Jack it looks like first axle was for EDUCATION and second one for RECREATION :) fits the purpose of experimenting.

On mine I marked the spot with torque seal, then removed the nut, dremeled the spot threads free and flat, then center punched and drilled. Cleaned the other end using dremel too. Looked like too many operations but it was easy and enjoyable.


cotterpinhole.jpg
 
That is very funny Vlad! Many of my building tasks are exactly that, Education. Next time I might have the sense to do something as smart as what you did. Thank you for your feedback. It is appreciated by me and I'm sure it will help someone like me in the future.
 
It's easier to tighten the axelnut in place and just use your angle drill to drill through the hole in the nut and through the axle.
Put a pin in the hole to steady it and repeat on the opposite side of the nut.
 
Now that I am so smart, I agree with you 100%. That is the way that I would do it if I had to do it again. I did think of doing that way but I decided to just follow the instructions. That was not the right choice. I did use the nut and the hole that I drilled in the axel to help me to line up the drill for the exit hole on the other side. This worked well.
 
What we did: Tightened the nut on the axle and measured the angle from the gear leg to the flat of the nut where we wanted the cotter pin (forward and up), marking the flat. Then we removed the axle nut, counting the number of full revolutions. To be sure, we re-tightened and recounted a couple of times. Then we removed the wheel and put the nut back in place, counting and then adjusting until the marked flat was at the angle we had previously measured.

Now to the Bridgeport.
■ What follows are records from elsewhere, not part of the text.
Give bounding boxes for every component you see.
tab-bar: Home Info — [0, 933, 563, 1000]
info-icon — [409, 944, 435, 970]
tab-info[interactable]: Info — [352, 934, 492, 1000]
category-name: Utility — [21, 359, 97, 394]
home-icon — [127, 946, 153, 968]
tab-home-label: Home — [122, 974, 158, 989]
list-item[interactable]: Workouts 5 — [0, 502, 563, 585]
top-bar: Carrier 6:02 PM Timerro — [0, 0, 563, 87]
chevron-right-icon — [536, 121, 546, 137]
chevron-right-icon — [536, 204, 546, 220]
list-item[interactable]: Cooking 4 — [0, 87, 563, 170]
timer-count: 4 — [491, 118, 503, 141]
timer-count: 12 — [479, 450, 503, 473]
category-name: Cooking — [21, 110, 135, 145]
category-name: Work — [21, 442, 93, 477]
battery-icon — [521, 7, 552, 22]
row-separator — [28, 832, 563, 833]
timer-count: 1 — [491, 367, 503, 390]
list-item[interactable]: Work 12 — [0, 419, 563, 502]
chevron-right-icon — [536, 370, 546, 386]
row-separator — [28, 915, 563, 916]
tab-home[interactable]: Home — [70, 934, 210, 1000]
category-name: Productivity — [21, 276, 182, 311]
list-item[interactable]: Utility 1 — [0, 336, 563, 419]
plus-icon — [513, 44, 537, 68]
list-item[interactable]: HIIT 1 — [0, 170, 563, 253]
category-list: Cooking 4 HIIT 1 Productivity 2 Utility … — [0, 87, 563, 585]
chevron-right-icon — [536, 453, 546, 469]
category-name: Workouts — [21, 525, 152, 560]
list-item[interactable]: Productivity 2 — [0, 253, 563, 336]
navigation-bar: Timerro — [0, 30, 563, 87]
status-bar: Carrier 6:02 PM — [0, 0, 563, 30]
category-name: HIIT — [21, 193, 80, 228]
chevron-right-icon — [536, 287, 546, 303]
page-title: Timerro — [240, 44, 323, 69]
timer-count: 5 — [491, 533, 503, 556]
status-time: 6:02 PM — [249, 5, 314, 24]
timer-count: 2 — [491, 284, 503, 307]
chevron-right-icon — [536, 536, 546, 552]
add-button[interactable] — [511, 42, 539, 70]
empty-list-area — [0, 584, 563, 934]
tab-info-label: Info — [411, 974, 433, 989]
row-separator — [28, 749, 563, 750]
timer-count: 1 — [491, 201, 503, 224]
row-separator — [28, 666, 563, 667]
Clamp the leg in place and position the tool so it goes cleanly through the hole in the nut. Then remove the nut and cut the hole in the gear leg. Use a file to clean up the threads, replace the nut, turn the leg over to position it to cut the other side, and repeat.
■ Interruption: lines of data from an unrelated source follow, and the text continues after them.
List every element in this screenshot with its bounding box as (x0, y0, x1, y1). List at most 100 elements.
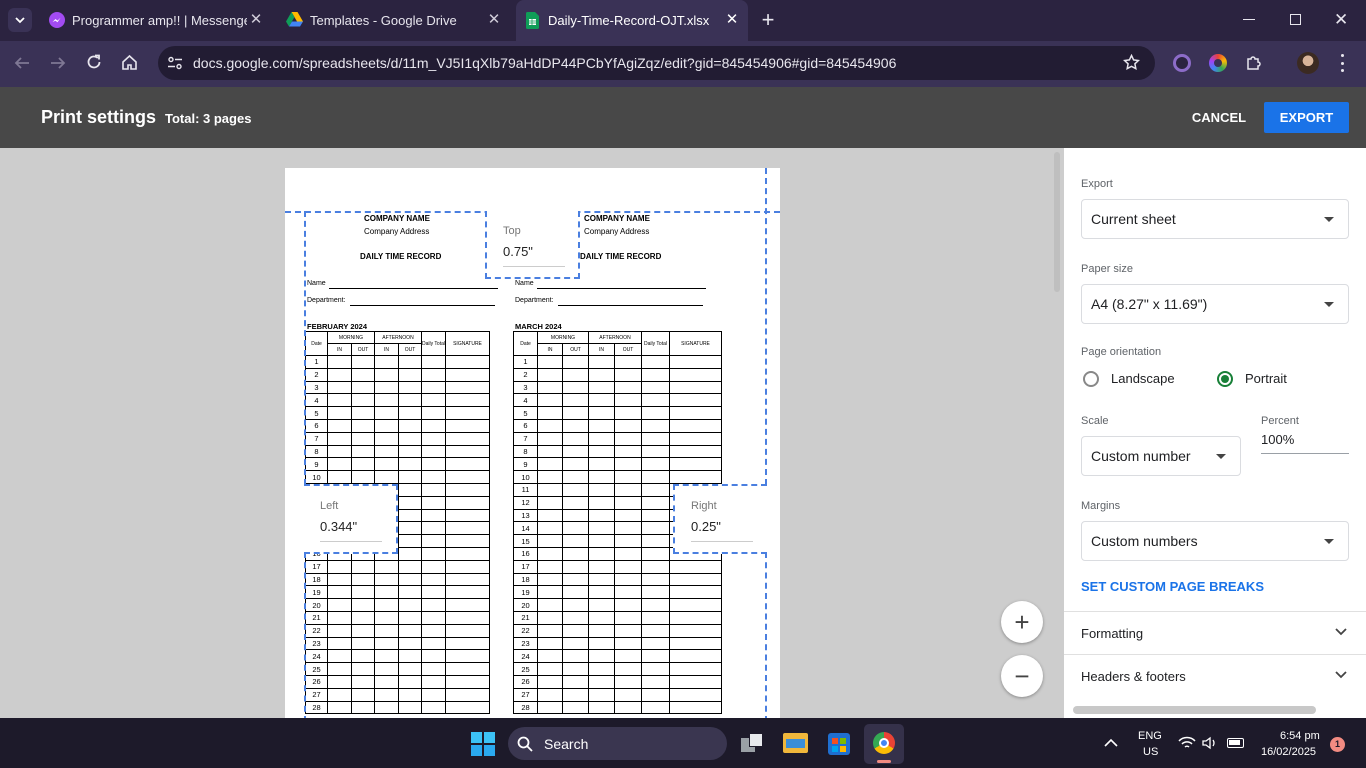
left-margin-guide[interactable] (304, 211, 306, 485)
top-margin-box[interactable]: Top 0.75" (485, 211, 580, 279)
menu-kebab-icon[interactable] (1341, 54, 1345, 72)
bookmark-star-icon[interactable] (1123, 54, 1140, 71)
minimize-button[interactable] (1243, 19, 1255, 20)
time-cell (445, 546, 490, 561)
tab-google-sheets[interactable]: Daily-Time-Record-OJT.xlsx - Go ✕ (516, 0, 748, 41)
clock-date[interactable]: 16/02/2025 (1261, 746, 1316, 758)
back-arrow-icon[interactable] (14, 55, 30, 71)
scale-select[interactable]: Custom number (1081, 436, 1241, 476)
export-select[interactable]: Current sheet (1081, 199, 1349, 239)
chrome-taskbar-button[interactable] (864, 724, 904, 764)
taskbar-search[interactable]: Search (508, 727, 727, 760)
chevron-down-icon (1335, 628, 1347, 636)
time-cell (641, 674, 670, 689)
microsoft-store-icon[interactable] (828, 733, 850, 755)
home-icon[interactable] (121, 54, 138, 71)
percent-input[interactable]: 100% (1261, 432, 1349, 454)
time-cell (562, 355, 589, 369)
address-bar[interactable]: docs.google.com/spreadsheets/d/11m_VJ5I1… (158, 46, 1155, 80)
zoom-out-button[interactable]: − (1001, 655, 1043, 697)
time-cell (669, 700, 722, 715)
panel-scrollbar[interactable] (1073, 706, 1316, 714)
tab-google-drive[interactable]: Templates - Google Drive ✕ (278, 0, 510, 41)
new-tab-button[interactable]: + (758, 9, 778, 31)
forward-arrow-icon[interactable] (50, 55, 66, 71)
portrait-radio[interactable] (1217, 371, 1233, 387)
notification-badge[interactable]: 1 (1330, 737, 1345, 752)
time-cell (327, 418, 352, 433)
time-cell (641, 687, 670, 702)
time-cell (588, 674, 615, 689)
time-cell (537, 636, 563, 651)
top-margin-value[interactable]: 0.75" (503, 244, 533, 259)
formatting-section[interactable]: Formatting (1064, 611, 1366, 654)
margins-select[interactable]: Custom numbers (1081, 521, 1349, 561)
extension-circle-icon[interactable] (1173, 54, 1191, 72)
clock-time[interactable]: 6:54 pm (1280, 730, 1320, 742)
color-extension-icon[interactable] (1209, 54, 1227, 72)
window-close-button[interactable]: ✕ (1334, 10, 1348, 30)
custom-page-breaks-link[interactable]: SET CUSTOM PAGE BREAKS (1081, 579, 1264, 594)
left-margin-guide[interactable] (304, 552, 306, 718)
preview-scrollbar[interactable] (1054, 152, 1060, 292)
time-cell (398, 674, 422, 689)
time-cell (445, 521, 490, 536)
time-cell (614, 546, 642, 561)
left-margin-value[interactable]: 0.344" (320, 519, 357, 534)
portrait-label[interactable]: Portrait (1245, 371, 1287, 386)
volume-icon[interactable] (1202, 736, 1218, 750)
landscape-label[interactable]: Landscape (1111, 371, 1175, 386)
windows-start-icon[interactable] (471, 732, 495, 756)
profile-avatar[interactable] (1297, 52, 1319, 74)
right-margin-box[interactable]: Right 0.25" (673, 484, 767, 554)
right-margin-value[interactable]: 0.25" (691, 519, 721, 534)
right-margin-guide[interactable] (765, 168, 767, 485)
chevron-up-icon[interactable] (1104, 738, 1118, 748)
time-cell (445, 380, 490, 395)
site-info-icon[interactable] (167, 55, 183, 71)
time-cell (614, 380, 642, 395)
cancel-button[interactable]: CANCEL (1180, 101, 1258, 133)
headers-footers-section[interactable]: Headers & footers (1064, 654, 1366, 697)
left-margin-box[interactable]: Left 0.344" (304, 484, 398, 554)
time-cell (374, 406, 399, 420)
time-cell (421, 431, 446, 446)
time-cell (669, 572, 722, 587)
time-cell (537, 687, 563, 702)
language-primary[interactable]: ENG (1138, 730, 1162, 742)
date-cell: 28 (513, 700, 538, 715)
table-row: 28 (513, 700, 722, 715)
maximize-button[interactable] (1290, 14, 1301, 25)
reload-icon[interactable] (86, 54, 102, 70)
time-cell (669, 444, 722, 459)
close-icon[interactable]: ✕ (486, 12, 502, 28)
out-header: OUT (351, 343, 375, 356)
tab-messenger[interactable]: Programmer amp!! | Messenger ✕ (40, 0, 272, 41)
language-region[interactable]: US (1143, 746, 1158, 758)
task-view-icon[interactable] (741, 733, 765, 753)
battery-icon[interactable] (1227, 738, 1244, 748)
date-cell: 9 (305, 457, 328, 472)
time-cell (398, 444, 422, 459)
tab-search-button[interactable] (8, 8, 32, 32)
time-cell (421, 470, 446, 484)
extensions-puzzle-icon[interactable] (1245, 54, 1263, 72)
time-cell (562, 380, 589, 395)
search-icon (517, 736, 533, 752)
export-button[interactable]: EXPORT (1264, 102, 1349, 133)
close-icon[interactable]: ✕ (724, 12, 740, 28)
landscape-radio[interactable] (1083, 371, 1099, 387)
plus-icon: + (1014, 606, 1030, 637)
time-cell (445, 444, 490, 459)
date-cell: 21 (305, 610, 328, 625)
zoom-in-button[interactable]: + (1001, 601, 1043, 643)
right-margin-guide[interactable] (765, 552, 767, 718)
paper-size-select[interactable]: A4 (8.27" x 11.69") (1081, 284, 1349, 324)
time-cell (669, 559, 722, 574)
close-icon[interactable]: ✕ (248, 12, 264, 28)
in-header: IN (327, 343, 352, 356)
wifi-icon[interactable] (1178, 736, 1196, 750)
time-cell (327, 559, 352, 574)
time-cell (562, 623, 589, 638)
file-explorer-icon[interactable] (783, 733, 808, 753)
I used an angle drill on the -6A and went through several bit and got an ugly hole, taking a long time to get it done. The mill was cheaper and more accurate, but even a drill press would be better than hand drilling these. You can apply more pressure and control the speed better. It's even better if you have a cutting bit rather than a drill, because they are too long and can wander slightly.

Another thing, I notice that there is potential interference between the cotter pin and the valve stem on my RV-10 mains. I will be counter-sinking the holes in the nut slightly to allow the cotter pin to fit closer; we also enlarged the cotter pin holes very slightly to allow an easy slide fit (but not loose).